FPS: 7000 images/sec

Epoch runtime: 2.9 minutes

Expected accuracy: first epoch - ~0.15

HL-338 PCIe card:

FPS: 3850 images/sec

Epoch runtime: 5.5 minutes

Expected accuracy: first epoch - ~0.15

HL-328 PCIe card:
- FPS: 2850 images/sec
- Epoch runtime: 7.5 minutes
- Expected accuracy: first epoch - ~0.15

Note

The above results can only be achieved if you run the test on a bare metal machine and use a dataset saved locally or on a SSD card.

Gaudi 2

HL-225H:
- FPS: 5900 images/sec
- Epoch runtime: 3.6 minutes
- Expected accuracy: first epoch - ~0.15
HL-225C:
- FPS: 5150 images/sec
- Epoch runtime: 3.9 minutes
- Expected accuracy: first epoch - ~0.15
HL-225D:
- FPS: 4474 images/sec
- Epoch runtime: 4.7 minutes
- Expected accuracy: first epoch - ~0.16
HL-288 PCIe card:
- FPS: 4514 images/sec
- Epoch runtime: 4.7 minutes
- Expected accuracy: first epoch - ~0.16

Note

The above results can only be achieved if you run the test on a bare metal machine and use a dataset saved locally or on a SSD card.

First-gen Gaudi

FPS: 1580 images/sec
Epoch runtime: 13.3 minutes
Expected accuracy: first epoch - 0.12

ResNet-50 Training Stress Test Plugin Switches and Parameters¶

The following lists the training test plugin switches and parameters:

Gaudi 3 and Gaudi 2

hl_qual -gaudi3 | -gaudi2 -c <pci bus id> -rmod <serial | parallel> [-dis_mon] [-mon_cfg <monitor INI path>]
         -trainingApp [-epoch <number of epochs>] [-train_list]
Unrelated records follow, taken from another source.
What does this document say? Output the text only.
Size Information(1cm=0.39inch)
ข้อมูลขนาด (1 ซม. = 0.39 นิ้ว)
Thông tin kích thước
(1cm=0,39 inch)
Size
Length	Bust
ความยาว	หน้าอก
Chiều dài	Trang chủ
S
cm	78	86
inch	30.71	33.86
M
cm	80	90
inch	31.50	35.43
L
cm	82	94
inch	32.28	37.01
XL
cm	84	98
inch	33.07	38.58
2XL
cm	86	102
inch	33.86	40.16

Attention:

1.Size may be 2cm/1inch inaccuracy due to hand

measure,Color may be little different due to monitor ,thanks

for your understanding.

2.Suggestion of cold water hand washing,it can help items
Switches and Parameters	Description
`-trainingApp`	Training test plugin selector.
`-epoch`	Defines epoch count.
`-train_list`	Specifies path to the `train_list.txt` file.
`-log`	Writes statistics to file.

./hl_qual -gaudi2 -c all -rmod parallel -trainingApp -epoch 3 -train_list <path to train_list.txt>
./hl_qual -gaudi3 -c all -rmod parallel -trainingApp -epoch 3 -train_list <path to train_list.txt>

First-gen Gaudi

hl_qual -gaudi -c <pci bus id> -rmod <serial | parallel> [-dis_mon] [-mon_cfg <monitor INI path>]
        -trainingApp [-epoch <number of epochs>] [-n <number of iterations>] [rand]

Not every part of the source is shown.